ISP forced modem+router

My local area is soon to have fiber. Found out the ISP (https://conxxus.com/) requires the use of a modem+router system from a company I had never heard of (https://www.calix.com/).

Was hoping someone would have some experience with any of this info/companies. I would be paying slightly less for double the internet w/o a data cap.

I don’t want to trade security for convenience, am willing to put whatever work into a work around if needed.

When forced to use a router you don’t own, you can stick your own router behind it and deal with a few double-NAT issue. Or to avoid the double-NAT, find out how to put it into a bridge mode. Searches for the later look positive:

2 Likes

Calix produces mostly enterprise and ISP networking products but they are a quite reputable company. CenturyLink uses their DSL DSLAMs in almost all the services areas where I live. But as for security, I think it’s a crap shoot with all the CPE manufacturers. Companies like Zyxel seem to have a new zero-day every other month but the ISPs keep buying and supplying them to customers. Anywho, but Calix has been around for a long time and I trust them as much as the other CPE’s.

3 Likes

There are two questions here, what is the layer 1 handoff (GPON, sfp, copper ethernet), and what layer 2 addressing scheme are they using (IPoE, static IP, perish the thought PPPoE) + any vlan tagging they’re doing. Luckily for you most of these are really easy to integrate into your own router. Most likely it’s copper ethernet (via a converter box) with IPoE, which means you simply run DHCP on your router to get your IP.

If you eventually get a login to the router (even read only), you should be able to get a copy of all the settings you need.

If you do use your own router the only real issue may be plugging in the stock modem/router if you ever need to call helpdesk.

1 Like

If you do use your own router the only real issue may be plugging in the stock modem/router if you ever need to call helpdesk.

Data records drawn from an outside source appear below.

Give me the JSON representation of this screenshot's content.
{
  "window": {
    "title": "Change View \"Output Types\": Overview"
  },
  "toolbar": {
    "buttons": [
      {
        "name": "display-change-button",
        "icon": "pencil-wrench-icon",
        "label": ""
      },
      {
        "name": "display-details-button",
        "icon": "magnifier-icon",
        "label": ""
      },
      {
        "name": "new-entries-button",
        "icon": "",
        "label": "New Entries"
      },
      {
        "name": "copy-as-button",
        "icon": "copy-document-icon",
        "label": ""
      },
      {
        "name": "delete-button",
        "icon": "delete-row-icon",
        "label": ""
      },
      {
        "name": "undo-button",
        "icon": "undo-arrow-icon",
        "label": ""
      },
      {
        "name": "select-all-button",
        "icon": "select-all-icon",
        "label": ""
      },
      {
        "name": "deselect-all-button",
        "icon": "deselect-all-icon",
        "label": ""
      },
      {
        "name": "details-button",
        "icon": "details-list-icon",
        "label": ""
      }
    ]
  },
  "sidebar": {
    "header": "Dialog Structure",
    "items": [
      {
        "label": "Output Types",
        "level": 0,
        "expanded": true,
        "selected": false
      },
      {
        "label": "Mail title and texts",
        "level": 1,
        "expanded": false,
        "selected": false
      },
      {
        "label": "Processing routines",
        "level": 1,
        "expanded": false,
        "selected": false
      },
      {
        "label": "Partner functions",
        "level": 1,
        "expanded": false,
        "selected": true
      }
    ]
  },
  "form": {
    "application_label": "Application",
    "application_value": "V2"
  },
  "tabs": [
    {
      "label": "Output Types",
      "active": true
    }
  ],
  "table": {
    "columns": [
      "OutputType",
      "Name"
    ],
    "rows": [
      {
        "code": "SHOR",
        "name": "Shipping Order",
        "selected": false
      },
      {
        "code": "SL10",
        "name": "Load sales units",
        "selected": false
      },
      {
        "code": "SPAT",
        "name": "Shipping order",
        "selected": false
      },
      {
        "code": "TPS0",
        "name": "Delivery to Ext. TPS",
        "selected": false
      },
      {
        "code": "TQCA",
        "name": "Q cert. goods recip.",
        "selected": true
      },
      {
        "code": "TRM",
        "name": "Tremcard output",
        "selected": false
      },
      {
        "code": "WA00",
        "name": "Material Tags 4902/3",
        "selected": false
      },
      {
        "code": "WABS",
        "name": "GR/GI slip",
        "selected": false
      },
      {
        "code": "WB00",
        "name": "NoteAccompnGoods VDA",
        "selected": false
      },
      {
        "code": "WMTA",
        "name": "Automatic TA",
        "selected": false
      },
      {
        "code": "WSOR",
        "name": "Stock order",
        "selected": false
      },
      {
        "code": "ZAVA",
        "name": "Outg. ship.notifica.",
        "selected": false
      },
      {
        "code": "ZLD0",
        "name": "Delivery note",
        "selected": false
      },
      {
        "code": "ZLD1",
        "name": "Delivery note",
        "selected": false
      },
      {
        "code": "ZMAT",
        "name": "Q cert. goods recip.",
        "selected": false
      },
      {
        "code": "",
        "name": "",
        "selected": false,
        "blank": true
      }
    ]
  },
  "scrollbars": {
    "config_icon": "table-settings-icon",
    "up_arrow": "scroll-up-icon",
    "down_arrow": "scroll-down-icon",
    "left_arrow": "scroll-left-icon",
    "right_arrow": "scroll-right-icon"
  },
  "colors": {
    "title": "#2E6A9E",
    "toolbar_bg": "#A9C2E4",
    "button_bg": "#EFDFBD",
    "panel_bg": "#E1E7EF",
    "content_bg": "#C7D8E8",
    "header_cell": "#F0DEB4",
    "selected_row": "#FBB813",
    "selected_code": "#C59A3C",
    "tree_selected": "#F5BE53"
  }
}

The horror. Trying to convince helpdesk their service sucks and has gone down is so painful. I definitely add a +1 to keeping their router around for when you inevitably have to call them.

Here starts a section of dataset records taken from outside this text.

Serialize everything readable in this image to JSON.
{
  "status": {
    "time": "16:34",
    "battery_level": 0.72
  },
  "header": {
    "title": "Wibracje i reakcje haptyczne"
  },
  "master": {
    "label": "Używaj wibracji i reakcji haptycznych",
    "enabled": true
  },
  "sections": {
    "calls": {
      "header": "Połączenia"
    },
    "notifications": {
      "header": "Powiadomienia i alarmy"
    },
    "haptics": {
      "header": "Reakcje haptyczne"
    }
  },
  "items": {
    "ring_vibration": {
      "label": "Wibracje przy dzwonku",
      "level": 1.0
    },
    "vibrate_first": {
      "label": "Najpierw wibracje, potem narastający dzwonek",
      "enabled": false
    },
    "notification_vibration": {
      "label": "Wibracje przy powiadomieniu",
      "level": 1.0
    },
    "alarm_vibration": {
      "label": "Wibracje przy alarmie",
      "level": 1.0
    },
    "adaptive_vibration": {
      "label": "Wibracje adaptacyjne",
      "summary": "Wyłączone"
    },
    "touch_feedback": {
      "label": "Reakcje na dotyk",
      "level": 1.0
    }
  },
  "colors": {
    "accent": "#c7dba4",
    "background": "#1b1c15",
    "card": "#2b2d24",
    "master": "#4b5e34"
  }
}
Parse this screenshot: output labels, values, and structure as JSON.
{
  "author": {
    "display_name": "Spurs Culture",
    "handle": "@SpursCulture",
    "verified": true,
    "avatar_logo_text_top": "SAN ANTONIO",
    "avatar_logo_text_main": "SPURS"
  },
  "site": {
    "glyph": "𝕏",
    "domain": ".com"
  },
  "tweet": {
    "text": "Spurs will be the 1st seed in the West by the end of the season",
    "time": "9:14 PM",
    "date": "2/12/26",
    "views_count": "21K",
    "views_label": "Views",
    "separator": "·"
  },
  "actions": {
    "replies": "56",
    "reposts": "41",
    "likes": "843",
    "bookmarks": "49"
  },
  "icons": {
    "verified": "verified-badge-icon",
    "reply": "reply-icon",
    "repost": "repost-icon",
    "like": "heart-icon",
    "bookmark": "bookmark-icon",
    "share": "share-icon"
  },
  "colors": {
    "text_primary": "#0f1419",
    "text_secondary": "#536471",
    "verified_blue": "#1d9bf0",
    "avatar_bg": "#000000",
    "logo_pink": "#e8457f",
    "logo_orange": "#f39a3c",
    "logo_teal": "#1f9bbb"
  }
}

Good luck with your custom setup and report back on how it went!

The horror. Trying to convince helpdesk their service sucks and has gone down is so painful. I definitely add a +1 to keeping their router around for when you inevitably have to call them.

I can’t tell you how many times I’ve had to call CenturyLink, My ISP, to tell them that we are only getting a fraction of what we are paying for, or that their service has gone down. The built-in troubleshooter goes to some random address that doesn’t even exist, and wouldn’t even be in the same service area.

Running the two routers in tandem for your own security is perfectly acceptable. I do this. Do make sure, if possible, that the ISP router is in bridge mode. On some routers, you can also patch specific MAC addresses through to the broader internet. I don’t doubt that your ISP is using DHCP to give your router an address. It could be different because of fiber, though.

Best of wishes.

Bridge mode, modem mode, an older term is also DMZ - where all the traffic is passed to a specific MAC on the LAN side.